GDPR – The General Data Protection Regulation is a regulation in EU law on data protection and privacy in the EU and European Economic area.

Spam Act – The Spam Act 2003 is an Act passed by the Australian Parliament in 2003 to regulate commercial e-mail and other types of commercial electronic messages.

ATT – App Tracking Transparency is Apple’s opt-in privacy framework that requires al iOS apps to ask users for permission to share their data.

Coding Languages

SQL – Structured Query Language is a domain-specific coding language used for managing data in relational database systems. ‌‌‌‌

Python -Python is useful for web development, creating enterprise application, GUIs and is highly effective for artificial intelligence, machine learning, and data analytics.

Java – Java is a prerequisite for android developers and allows to create apps such as banking, electronic trading, e-commerce and apps for distributed computing.‌‌‌‌

Javascript – Javascript is useful for running apps across a range of devices such as smartphones, cloud, containers, micro-controllers and hundreds of browsers.

HTML – Hypertext Markup Language is a standardised system for tagging text files to achieve font, colour, graphic and hyperlink effects.

AMPscript – AMPscript is Marketing Cloud’s proprietary scripting language for advanced dynamic content in emails, landing pages, SMS, and push messages.‌‌‌‌CSS – Cascading Style Sheets is a style sheet language used for describing the presentation of a document written in a markup language such as HTML.

XML – Extensible Markup Language is a markup language and file format for storing, transmitting and reconstructing arbitrary data.

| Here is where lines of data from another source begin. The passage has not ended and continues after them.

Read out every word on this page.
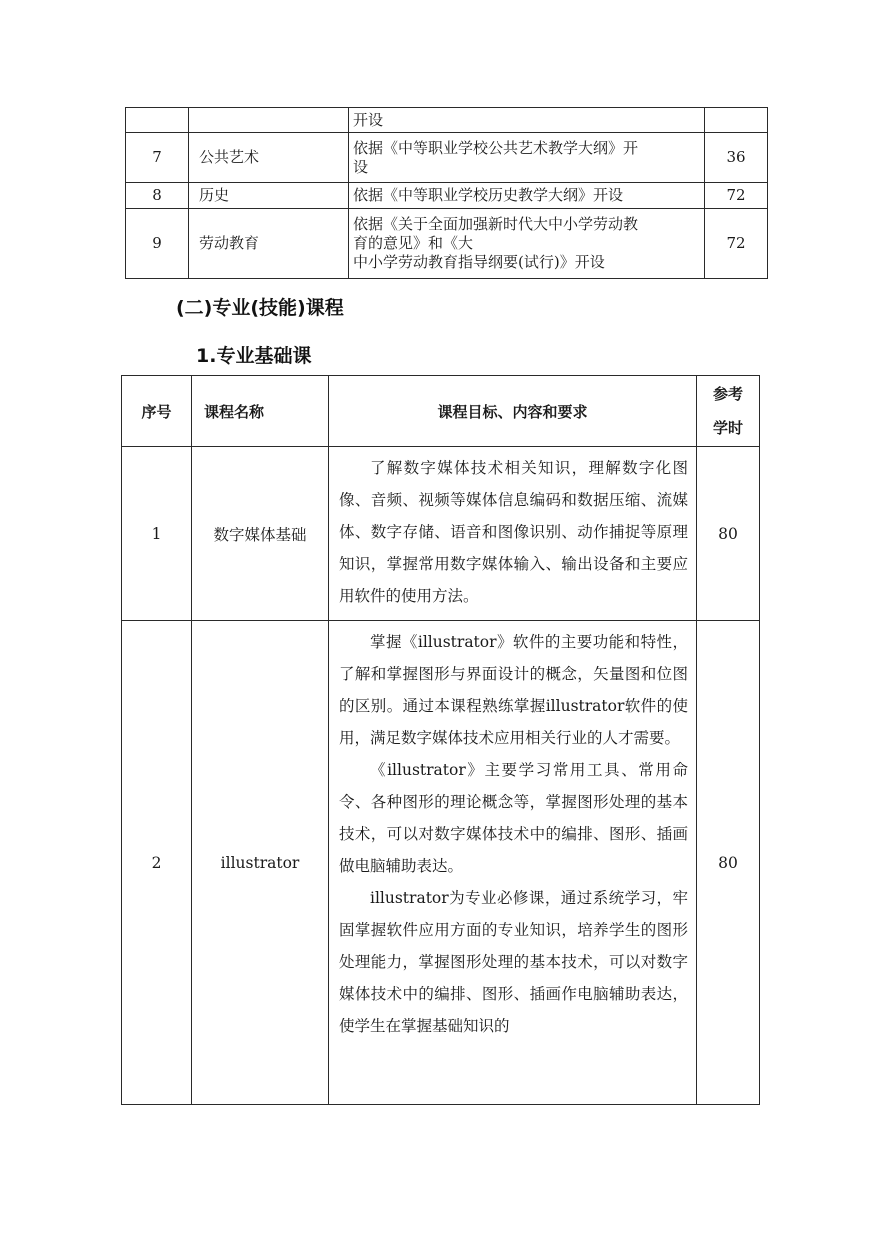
		开设	

7	公共艺术	依据《中等职业学校公共艺术教学大纲》开
设	36
8	历史	依据《中等职业学校历史教学大纲》开设	72
9	劳动教育	依据《关于全面加强新时代大中小学劳动教
育的意见》和《大
中小学劳动教育指导纲要(试行)》开设	72
(二)专业(技能)课程
1.专业基础课
序号	课程名称	课程目标、内容和要求	参考
学时

1	数字媒体基础	了解数字媒体技术相关知识，理解数字化图像、音频、视频等媒体信息编码和数据压缩、流媒体、数字存储、语音和图像识别、动作捕捉等原理知识，掌握常用数字媒体输入、输出设备和主要应用软件的使用方法。	80
2	illustrator	掌握《illustrator》软件的主要功能和特性，了解和掌握图形与界面设计的概念，矢量图和位图的区别。通过本课程熟练掌握illustrator软件的使用，满足数字媒体技术应用相关行业的人才需要。

《illustrator》主要学习常用工具、常用命令、各种图形的理论概念等，掌握图形处理的基本技术，可以对数字媒体技术中的编排、图形、插画做电脑辅助表达。

illustrator为专业必修课，通过系统学习，牢固掌握软件应用方面的专业知识，培养学生的图形处理能力，掌握图形处理的基本技术，可以对数字媒体技术中的编排、图形、插画作电脑辅助表达，使学生在掌握基础知识的	80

C/C++ – C and C++ allow access to hardware and have been used to create a variety of applications such as real-time systems, internet of things, games, and more.

C# – C# is used for application and web development using the .net ecosystem.

Ruby – Ruby is used for web scraping, static site generation, command-line tools, automation, DevOps and data processing.

R – R is used for data analysis, data science and on machine learning projects.

PHP – PHP is used to create tools like CMS (Content Management Systems), eCommerce platforms and web applications.

Swift – Swift is used for mobile app development on Apple iOS.